Indeed, he borrowed the bubbles from the comics in order to incorporate in his paintings not only narrative but also comments. Samba has recalled how he came to use text in these paintings: "I had noticed that people in the street would walk by my paintings, glance at them and keep going. I thought that if I added a bit of text, people would have to stop and take time to read, to get more into the painting and admire it. That's what I called the 'Samba signature'. Since then I put text in all my paintings." In the early 1980s he began signing his paintings 'Chéri Samba: Artiste Populaire'. Indeed, the popularity of his paintings soon went beyond Kinshasa's borders. By the mid 1980s his work was gaining an international audience. Samba's paintings of this period reveal his perception of the social, political, economic and cultural realities of Zaïre (now the Democratic Republic of Congo), with subject such as everyday life in Kinshasa, customs, sexuality, AIDS, social inequalities, and corruption.

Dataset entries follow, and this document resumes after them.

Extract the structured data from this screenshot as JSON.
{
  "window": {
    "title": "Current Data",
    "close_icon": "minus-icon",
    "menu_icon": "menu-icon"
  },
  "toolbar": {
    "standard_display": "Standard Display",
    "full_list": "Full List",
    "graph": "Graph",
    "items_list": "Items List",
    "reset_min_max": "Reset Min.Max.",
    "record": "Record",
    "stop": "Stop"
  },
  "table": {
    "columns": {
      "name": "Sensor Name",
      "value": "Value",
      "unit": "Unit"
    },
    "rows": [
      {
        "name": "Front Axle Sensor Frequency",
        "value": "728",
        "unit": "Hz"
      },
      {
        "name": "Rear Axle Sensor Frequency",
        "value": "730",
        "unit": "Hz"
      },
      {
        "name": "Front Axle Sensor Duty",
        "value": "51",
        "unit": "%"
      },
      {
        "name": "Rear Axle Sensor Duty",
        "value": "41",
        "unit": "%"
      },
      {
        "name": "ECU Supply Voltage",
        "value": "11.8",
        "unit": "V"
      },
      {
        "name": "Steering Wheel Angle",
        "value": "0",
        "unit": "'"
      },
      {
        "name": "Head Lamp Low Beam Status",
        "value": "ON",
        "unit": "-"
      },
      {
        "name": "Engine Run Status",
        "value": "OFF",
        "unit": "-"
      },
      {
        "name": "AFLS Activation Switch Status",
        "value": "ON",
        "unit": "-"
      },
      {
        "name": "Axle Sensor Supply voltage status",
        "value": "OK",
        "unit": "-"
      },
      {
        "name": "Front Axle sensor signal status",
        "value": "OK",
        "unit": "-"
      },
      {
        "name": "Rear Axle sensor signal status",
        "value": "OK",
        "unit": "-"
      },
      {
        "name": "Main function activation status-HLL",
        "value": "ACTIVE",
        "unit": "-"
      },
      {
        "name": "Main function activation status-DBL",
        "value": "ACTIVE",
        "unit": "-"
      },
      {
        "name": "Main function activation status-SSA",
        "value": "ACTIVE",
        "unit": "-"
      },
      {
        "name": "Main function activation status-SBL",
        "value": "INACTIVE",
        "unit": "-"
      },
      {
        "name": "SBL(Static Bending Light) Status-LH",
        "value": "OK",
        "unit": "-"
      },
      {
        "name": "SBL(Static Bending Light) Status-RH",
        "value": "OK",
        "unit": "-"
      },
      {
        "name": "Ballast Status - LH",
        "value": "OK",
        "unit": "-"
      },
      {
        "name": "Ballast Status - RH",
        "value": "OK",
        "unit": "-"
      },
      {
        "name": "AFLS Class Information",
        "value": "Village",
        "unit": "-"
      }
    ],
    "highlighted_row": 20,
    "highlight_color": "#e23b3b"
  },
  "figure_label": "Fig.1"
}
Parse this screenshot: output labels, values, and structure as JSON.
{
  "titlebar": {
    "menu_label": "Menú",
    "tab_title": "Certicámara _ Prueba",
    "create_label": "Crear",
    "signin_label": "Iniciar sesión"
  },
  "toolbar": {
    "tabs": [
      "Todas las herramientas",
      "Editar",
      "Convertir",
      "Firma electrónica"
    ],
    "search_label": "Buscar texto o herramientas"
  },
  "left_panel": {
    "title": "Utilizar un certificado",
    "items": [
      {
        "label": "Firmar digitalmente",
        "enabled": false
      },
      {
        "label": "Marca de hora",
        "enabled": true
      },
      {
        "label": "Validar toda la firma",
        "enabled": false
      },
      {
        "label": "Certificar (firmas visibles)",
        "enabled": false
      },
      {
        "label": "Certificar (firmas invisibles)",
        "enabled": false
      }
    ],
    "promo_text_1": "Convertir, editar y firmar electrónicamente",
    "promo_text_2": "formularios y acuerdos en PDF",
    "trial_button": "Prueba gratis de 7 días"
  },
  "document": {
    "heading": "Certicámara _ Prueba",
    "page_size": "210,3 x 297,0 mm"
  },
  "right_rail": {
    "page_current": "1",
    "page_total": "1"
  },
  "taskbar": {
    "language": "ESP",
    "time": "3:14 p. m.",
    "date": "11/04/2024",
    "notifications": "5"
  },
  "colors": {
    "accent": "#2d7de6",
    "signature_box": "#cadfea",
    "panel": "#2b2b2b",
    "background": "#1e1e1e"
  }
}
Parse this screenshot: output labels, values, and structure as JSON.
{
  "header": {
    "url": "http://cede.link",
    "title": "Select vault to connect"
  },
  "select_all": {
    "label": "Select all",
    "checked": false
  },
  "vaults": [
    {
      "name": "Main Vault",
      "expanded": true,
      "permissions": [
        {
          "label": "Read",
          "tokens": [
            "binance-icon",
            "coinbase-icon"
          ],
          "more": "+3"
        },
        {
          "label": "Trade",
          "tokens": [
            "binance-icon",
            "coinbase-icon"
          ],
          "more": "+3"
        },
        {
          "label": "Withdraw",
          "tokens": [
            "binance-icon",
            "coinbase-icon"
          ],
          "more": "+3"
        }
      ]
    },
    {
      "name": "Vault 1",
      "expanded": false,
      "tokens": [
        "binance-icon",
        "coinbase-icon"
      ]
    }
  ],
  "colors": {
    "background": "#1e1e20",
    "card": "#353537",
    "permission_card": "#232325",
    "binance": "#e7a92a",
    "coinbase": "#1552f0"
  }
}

Samba explained, "My painting is concerned with people's lives. I'm not interested in myths or beliefs. That's not my goal. I want to change our mentality that keeps us isolated from the world. I appeal to people's consciences. Artists must make people think." Since the late 1980s on, he became the main subject of his paintings. For Samba, this is not an act of narcissism but the narrative of a successful African artist in the art world.